Eigentlich sollte die Welt dieser Tage Grosses über Marc Faber (71) denken. Morgen Donnerstag vor genau 30 Jahren ereignete sich einer der grössten Börsen-Crashs der Geschichte. Faber sah den Crash voraus. Seitdem ist er weltweit als Dr. Doom (dt. Verderben) bekannt.
In den Schlagzeilen wird Faber im Moment aber nicht gefeiert – im Gegenteil. Mit der Oktober-Ausgabe seines bekannten Investoren-Newsletters «Gloom, Boom and Doom» hat er einen Rassismus-Skandal ausgelöst.
«Gott sei Dank haben weisse Menschen Amerika bevölkert und nicht die Schwarzen», schreibt der Zürcher, wie die «Financial Times» gestern bekannt machte (Stelle im Screenshot unten rot markiert). «Ansonsten sähen die USA jetzt aus wie Simbabwe, was eines Tages zwar sowieso passieren könnte. So aber hätte Amerika wenigstens 200 Jahre auf der ökonomischen und politischen Sonnenseite unter einer weissen Mehrheit geniessen dürfen.» Weltweit löste er damit Empörung aus (BLICK berichtete).
Faber setzt noch einen drauf
BLICK erreichte ihn heute Mittag in seinem Haus in Chiang Mai (Thailand) am Telefon. Faber wirkt relaxt, schuld seien die anderen.
«Ich habe diese weltweite Empörung nicht erwartet.» Doch jetzt, wo er genauer darüber nachdenke, überrasche es ihn überhaupt nicht. «Die Amerikaner wollen immer der ganzen Welt erklären, was rassistisch ist und was nicht. Dabei haben sie eine schlimme Vergangenheit mit der Sklaverei – wir Schweizer dagegen nicht.» Wer ihn jetzt als Rassisten verurteile, mache es sich zu einfach.
Auf das Argument, dass er Schwarze mit seiner Aussage als minderwertig darstelle, reagiert Faber verständnislos: «Stellen Sie sich vor, Sie haben eine Tochter. Sie kommt eines Tages mit einem Schwarzen heim und sagt, sie wolle ihn heiraten. Wenn Sie ihn umarmen, sind Sie kein Rassist. Wenn nicht, dann schon.»
Sprechen Sie aus Erfahrung? «Nein. Aber wissen Sie: Sehr viele Freunde, auch Schwarze, haben mir geschrieben, dass ich recht habe.»
Liegt es an der Hautfarbe der Bewohner, dass Afrika wirtschaftlich weniger stark und politisch noch chaotischer als die USA ist? «Das weiss ich nicht, das ist ein anderes Thema. Ich habe den kontroversen Newsletter-Abschnitt über die Lage in den USA geschrieben. Es ging um die Frage, ob es in Ordnung ist, Südstaaten-Statuen abzureissen.»

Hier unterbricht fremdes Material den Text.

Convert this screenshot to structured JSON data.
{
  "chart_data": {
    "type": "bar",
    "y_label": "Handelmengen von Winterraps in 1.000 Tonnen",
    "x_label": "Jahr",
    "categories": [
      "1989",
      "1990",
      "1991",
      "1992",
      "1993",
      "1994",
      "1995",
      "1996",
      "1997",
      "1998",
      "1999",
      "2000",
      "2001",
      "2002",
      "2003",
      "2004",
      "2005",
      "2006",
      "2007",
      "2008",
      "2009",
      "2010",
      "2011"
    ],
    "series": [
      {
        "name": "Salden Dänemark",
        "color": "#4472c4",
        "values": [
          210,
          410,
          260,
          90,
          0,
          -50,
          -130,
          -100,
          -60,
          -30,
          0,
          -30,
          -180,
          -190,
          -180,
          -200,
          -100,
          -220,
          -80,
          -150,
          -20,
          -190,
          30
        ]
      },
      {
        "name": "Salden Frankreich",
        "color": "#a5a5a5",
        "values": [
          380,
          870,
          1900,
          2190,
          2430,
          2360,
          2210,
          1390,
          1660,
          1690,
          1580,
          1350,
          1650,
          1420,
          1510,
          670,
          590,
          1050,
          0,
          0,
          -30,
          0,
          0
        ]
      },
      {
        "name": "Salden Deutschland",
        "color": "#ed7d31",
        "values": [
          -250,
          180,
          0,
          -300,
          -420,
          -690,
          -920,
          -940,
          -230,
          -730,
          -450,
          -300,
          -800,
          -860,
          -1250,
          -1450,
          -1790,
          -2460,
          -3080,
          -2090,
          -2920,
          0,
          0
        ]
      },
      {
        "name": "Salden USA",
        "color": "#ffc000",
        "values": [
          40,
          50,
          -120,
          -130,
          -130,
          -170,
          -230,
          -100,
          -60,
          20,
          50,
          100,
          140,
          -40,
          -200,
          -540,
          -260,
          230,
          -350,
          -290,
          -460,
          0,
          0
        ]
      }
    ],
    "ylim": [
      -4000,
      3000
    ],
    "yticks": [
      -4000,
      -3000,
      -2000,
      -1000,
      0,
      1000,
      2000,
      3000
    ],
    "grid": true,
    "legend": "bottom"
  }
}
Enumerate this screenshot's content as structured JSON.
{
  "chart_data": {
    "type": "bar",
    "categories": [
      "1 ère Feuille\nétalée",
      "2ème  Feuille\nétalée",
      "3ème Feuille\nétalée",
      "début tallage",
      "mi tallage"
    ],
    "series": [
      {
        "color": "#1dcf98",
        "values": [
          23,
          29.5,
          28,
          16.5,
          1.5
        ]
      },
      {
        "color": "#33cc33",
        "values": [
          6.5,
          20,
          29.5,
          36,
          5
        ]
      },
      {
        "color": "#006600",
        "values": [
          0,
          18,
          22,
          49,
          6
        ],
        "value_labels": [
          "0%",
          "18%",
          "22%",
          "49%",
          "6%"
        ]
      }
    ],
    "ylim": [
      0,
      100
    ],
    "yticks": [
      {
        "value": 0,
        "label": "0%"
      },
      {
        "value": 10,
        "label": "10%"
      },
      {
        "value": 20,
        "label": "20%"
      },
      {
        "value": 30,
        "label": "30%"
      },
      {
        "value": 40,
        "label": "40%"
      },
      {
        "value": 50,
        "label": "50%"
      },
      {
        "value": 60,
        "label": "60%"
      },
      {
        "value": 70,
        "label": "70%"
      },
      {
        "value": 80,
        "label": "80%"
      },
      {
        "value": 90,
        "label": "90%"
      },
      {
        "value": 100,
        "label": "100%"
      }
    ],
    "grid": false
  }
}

Faber meint damit das Niederreissen von Statuen aus dem amerikanischen Bürgerkrieg zu Ehren von Südstaatlern. Diese kämpften in den 1860er-Jahren unter anderem für ihr Recht, Sklaven zu halten, gegen die Nordstaaten.
Dann sagt Faber, er habe nun keine Zeit mehr, und legt den Hörer auf.
«Scheinheilige Linke»
Ob dieses letzte Argument jedoch wirklich zu Fabers Entlastung beiträgt?
Aus dem Englischen übersetzt lautet der Abschnitt (grün markiert im Screenshot unten) wie folgt: «Ich kann es nicht unterlassen zu erwähnen, wie scheinheilige Linke die Taliban kritisierten, als diese die beiden grössten Buddha-Statuen der Welt in die Luft jagten. Diese standen am Fusse des Hindukusch-Gebirges in Zentral-Afghanistan. Aber genau die gleichen Leute stören sich jetzt an Statuen von ehrenwerten Leuten, deren einziges Verbrechen es war, das Gleiche zu tun, das verschiedene Gesellschaften während mehr als 5000 Jahren getan hatten.»
Marc Faber hat auf 24 kurzen Zeilen mordende Taliban mit Sklaverei-Kritikern gleichgestellt, Schwarze als Weissen unterlegen dargestellt. Die Quittung dafür erhielt er sofort: Er verlor Mandate, TV-Sender stellten ihn kalt. Es wirkt so, als erleide Dr. Doom 30 Jahre nach seinem grossen Coup selbst einen gröberen Crash.